Santa checks out the Gulf Coast on this mid-'90s compilation comprised mostly of Texas and Louisiana artists on Black Top Records. Not surprisingly, he finds guitarists from the roadhouse (Anson Funderburgh with harmonica player Sam Myers burning up "Lonesome Christmas") and the New Orleans juke joint (Earl King pleading "Santa Don't Let Me Down"), as well as sax blaster Grady Gaines and the Texas Upsetters ("Grady and Santa Is Coming to Town"). But Robert Ward's powerhouse "Wouldn't It Be a Merry Christmas" is one of the funkiest Yuletime tracks this side of James Brown.

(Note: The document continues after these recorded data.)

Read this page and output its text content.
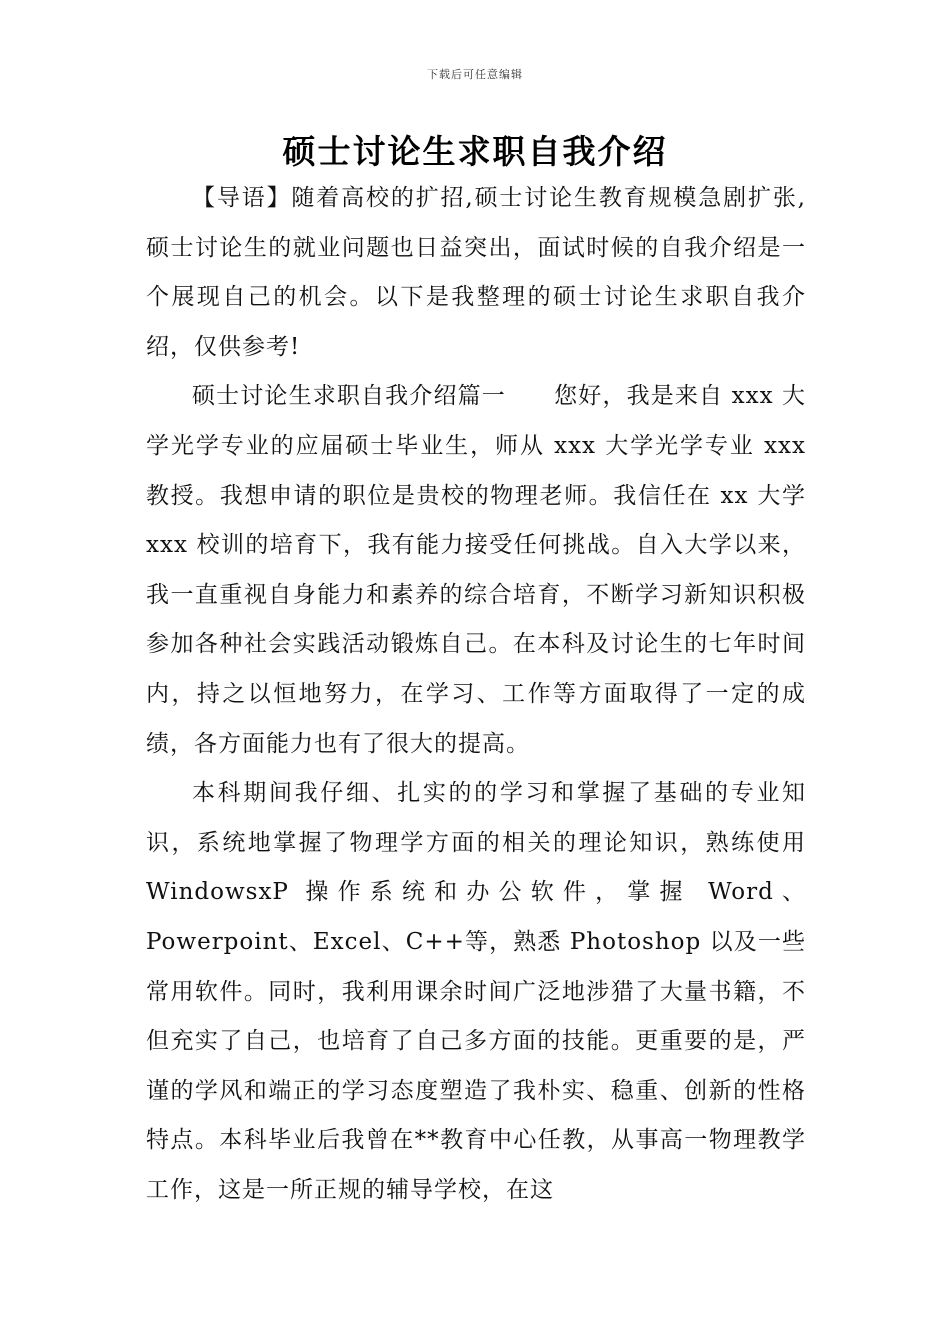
下载后可任意编辑
硕士讨论生求职自我介绍

【导语】随着高校的扩招,硕士讨论生教育规模急剧扩张,硕士讨论生的就业问题也日益突出，面试时候的自我介绍是一个展现自己的机会。以下是我整理的硕士讨论生求职自我介绍，仅供参考!

硕士讨论生求职自我介绍篇一　　您好，我是来自 xxx 大学光学专业的应届硕士毕业生，师从 xxx 大学光学专业 xxx 教授。我想申请的职位是贵校的物理老师。我信任在 xx 大学 xxx 校训的培育下，我有能力接受任何挑战。自入大学以来，我一直重视自身能力和素养的综合培育，不断学习新知识积极参加各种社会实践活动锻炼自己。在本科及讨论生的七年时间内，持之以恒地努力，在学习、工作等方面取得了一定的成绩，各方面能力也有了很大的提高。

本科期间我仔细、扎实的的学习和掌握了基础的专业知识，系统地掌握了物理学方面的相关的理论知识，熟练使用 WindowsxP 操作系统和办公软件，掌握 Word、Powerpoint、Excel、C++等，熟悉 Photoshop 以及一些常用软件。同时，我利用课余时间广泛地涉猎了大量书籍，不但充实了自己，也培育了自己多方面的技能。更重要的是，严谨的学风和端正的学习态度塑造了我朴实、稳重、创新的性格特点。本科毕业后我曾在**教育中心任教，从事高一物理教学工作，这是一所正规的辅导学校，在这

Miss Butch is perhaps better known as Peggy Scott-Adams, who, as Peggy Scott in the early '60s, teamed up with JoJo Benson for pop-soul hits like "Lovers Holiday." For her short-lived blues label, she had the good sense to sign Jimmy Lewis, a sorely underrated soul singer and writer, and together they dominate this 2000 album. Her throaty "Christmas Friends of Mine" is the deepest blues on the set, while he balances wit with sentimentality on his tracks; their duet "Light You Up Like a Christmas Tree" promises a sexy Yule.
With one of the most diverse blues and roots rosters of the modern era, this Canadian label can't help but deliver on its 2000 compilation. Ringmaster Duke Robillard kicks things off with his snappy guitar instrumental "Duke's Christmas," with most of the highlights coming from veterans like pianist Jay McShann offering "Hootie's K.C. Christmas Prayer," balladeer Jimmy Witherspoon crying "Christmas Blues," Chicago harp man Billy Boy Arnold blowing "Christmas Time Part 1" and Rosco Gordon expressing his largesse with "Merry Christmas Everyone."